Thursday 21 July 2022

Week 16 Thursday (Year 2)

Readings: Jeremiah 2:1-3, 7-8, 12-13; Psalm 36; Matthew 13:10-17

Mark Twain is quoted as saying that it was not the parts of the Bible he did not understand that bothered him, it was the parts of the Bible that he did understand. There is plenty that we do understand and that we can be getting on with. What Jesus asks of his disciples is very clear: the great commandment of love, the new commandment to love one another as He has loved us, the compassion of the Good Samaritan and the Prodigal Father, taking up one's cross each day to follow Him, praying as He prayed, being with others as He was with others ...

Perhaps we think that the parts of the Bible we do not understand contain a more sophisticated or profound truth than the many things we do understand. Faced with a statement like the one in today's gospel, that 'anyone who has will be given more but from anyone who has not even what he has will be taken away', we might just scratch our heads and say well it is some kind of poetic thinking, some kind of paradoxical wisdom, not making logical sense, let's get on with what we do understand ...

There is something to be learned by living with the paradoxical and puzzling teachings of the Scriptures but it seems to have more to do with the kind of pedagogy we need and the kind of ignorance from which we need to be saved than it has to do with the teaching itself. Jesus did not come to teach a public doctrine for the many and a private doctrine for the few. His doctrine is clear and well published and the whole world knows what it is.

The problem for us is entering into a living understanding and observance of that doctrine, and this is where the puzzling and paradoxical come into play.

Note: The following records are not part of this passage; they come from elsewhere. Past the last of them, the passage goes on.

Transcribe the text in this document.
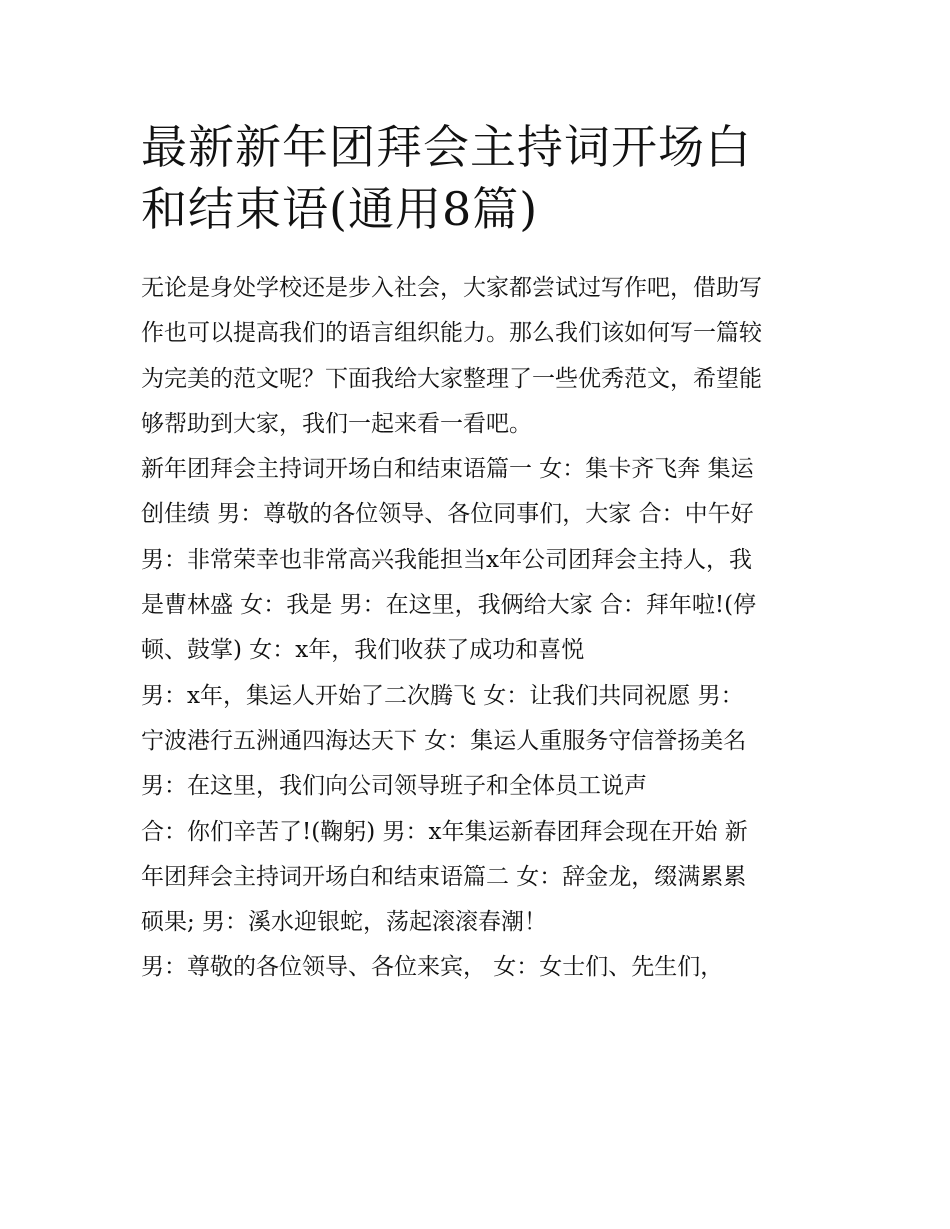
最新新年团拜会主持词开场白
和结束语(通用8篇)
无论是身处学校还是步入社会，大家都尝试过写作吧，借助写
作也可以提高我们的语言组织能力。那么我们该如何写一篇较
为完美的范文呢？下面我给大家整理了一些优秀范文，希望能
够帮助到大家，我们一起来看一看吧。
新年团拜会主持词开场白和结束语篇一 女：集卡齐飞奔 集运
创佳绩 男：尊敬的各位领导、各位同事们，大家 合：中午好
男：非常荣幸也非常高兴我能担当x年公司团拜会主持人，我
是曹林盛 女：我是 男：在这里，我俩给大家 合：拜年啦!(停
顿、鼓掌) 女：x年，我们收获了成功和喜悦
男：x年，集运人开始了二次腾飞 女：让我们共同祝愿 男：
宁波港行五洲通四海达天下 女：集运人重服务守信誉扬美名
男：在这里，我们向公司领导班子和全体员工说声
合：你们辛苦了!(鞠躬) 男：x年集运新春团拜会现在开始 新
年团拜会主持词开场白和结束语篇二 女：辞金龙，缀满累累
硕果; 男：溪水迎银蛇，荡起滚滚春潮！
男：尊敬的各位领导、各位来宾， 女：女士们、先生们，
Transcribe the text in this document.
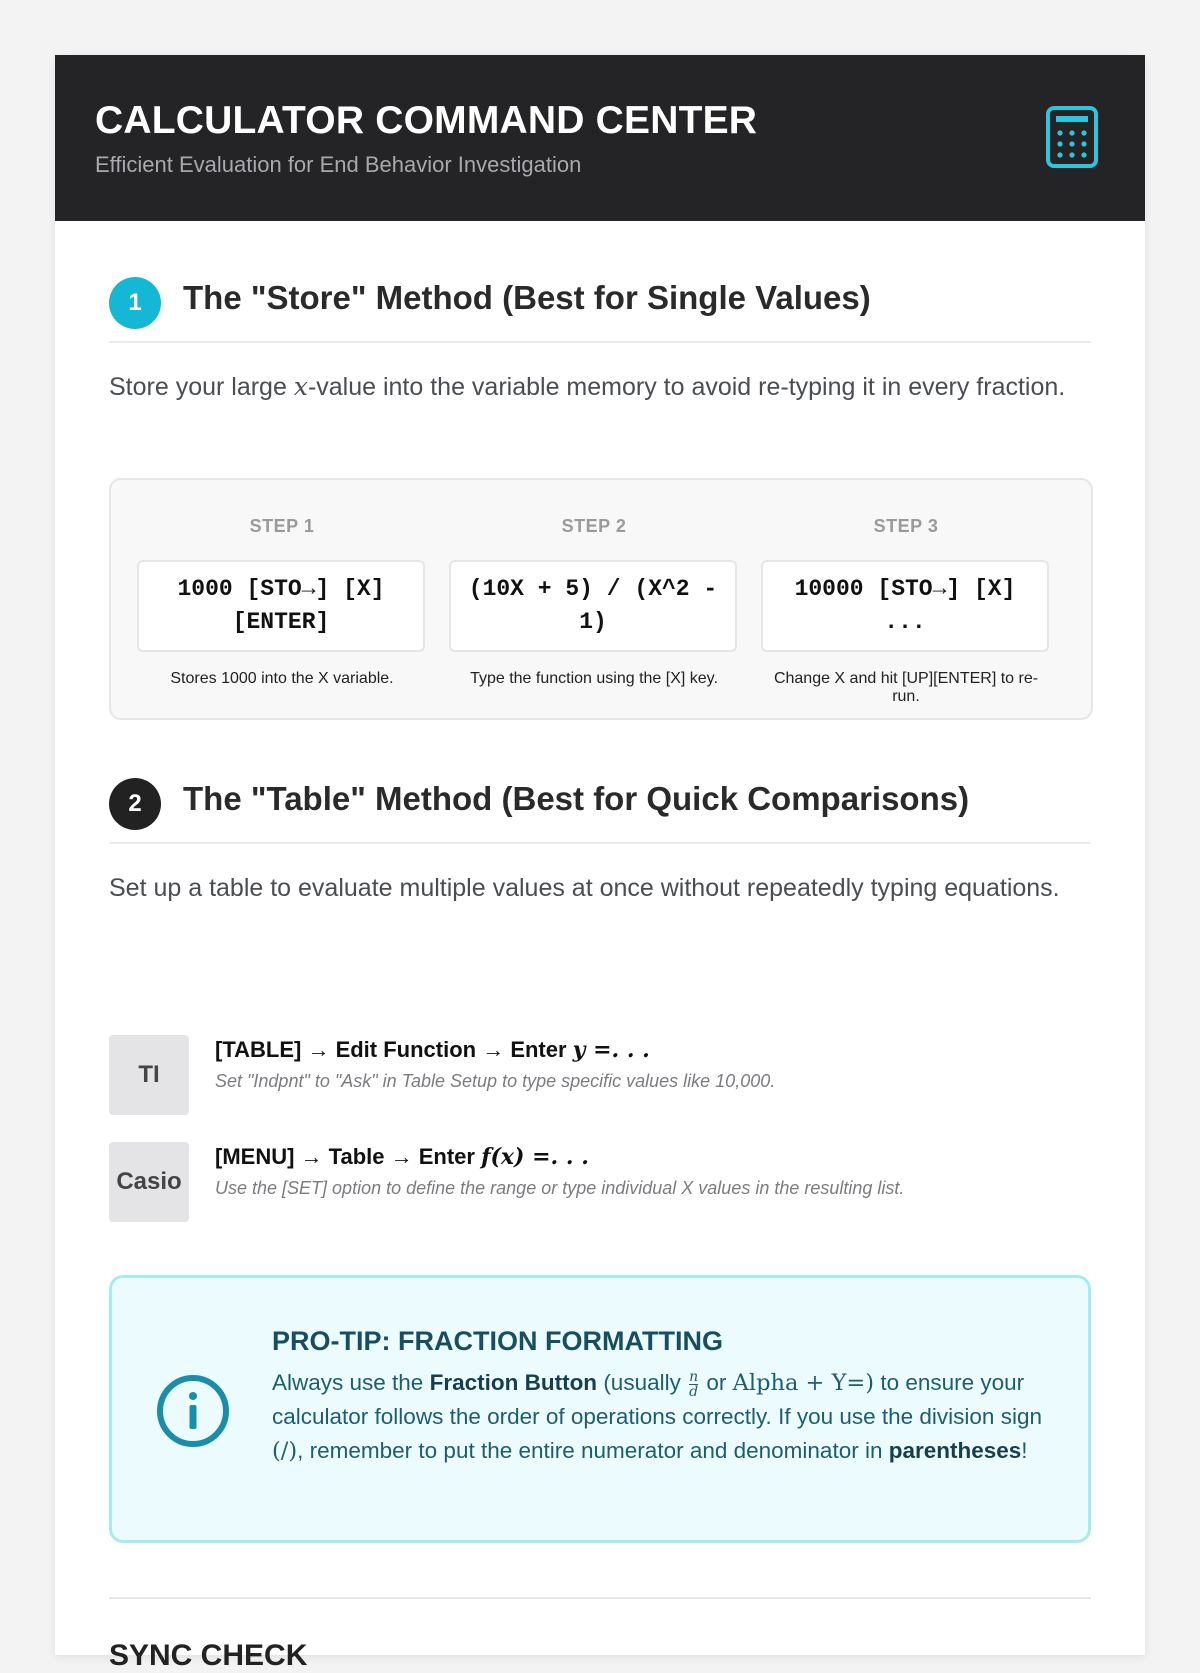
CALCULATOR COMMAND CENTER
Efficient Evaluation for End Behavior Investigation
1	The "Store" Method (Best for Single Values)
Store your large x-value into the variable memory to avoid re-typing it in every fraction.
STEP 1
1000 [STO→] [X] [ENTER]
Stores 1000 into the X variable.
STEP 2
(10X + 5) / (X^2 - 1)
Type the function using the [X] key.
STEP 3
10000 [STO→] [X] ...
Change X and hit [UP][ENTER] to re-run.
2	The "Table" Method (Best for Quick Comparisons)
Set up a table to evaluate multiple values at once without repeatedly typing equations.
TI
[TABLE] → Edit Function → Enter y =. . .
Set "Indpnt" to "Ask" in Table Setup to type specific values like 10,000.
Casio
[MENU] → Table → Enter f(x) =. . .
Use the [SET] option to define the range or type individual X values in the resulting list.
PRO-TIP: FRACTION FORMATTING
Always use the Fraction Button (usually $\frac{n}{d}$ or Alpha + Y=) to ensure your calculator follows the order of operations correctly. If you use the division sign (/), remember to put the entire numerator and denominator in parentheses!
SYNC CHECK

We can all relatively easily learn the answers to the questions in the catechism. But there are things from which we need to be freed if we are to live what we read and the only way to that freedom is through the paradox and the puzzle. Lest we think we understand. Lest we think we see. Lest we think we hear. For reasons to do possibly with creatureliness and certainly with sin, the medium of our formation has to include these moments of loss and exile, of falling into darkness and coming again into the light, of having nothing, not even a satisfactory philosophy of that nothingness.

Often we prefer to leave it to others to enter into the darkness of the divine mystery: saints, mystics, prophets, teachers. We join the crowd at the foot of the mountain, waiting to hear what they have to say when they return. But Jesus calls each of us into that mystery, to see in a new way, to hear in a new way, to listen and to understand. For that we need the new heart that he gives us, a heart softened by opening to the world's suffering.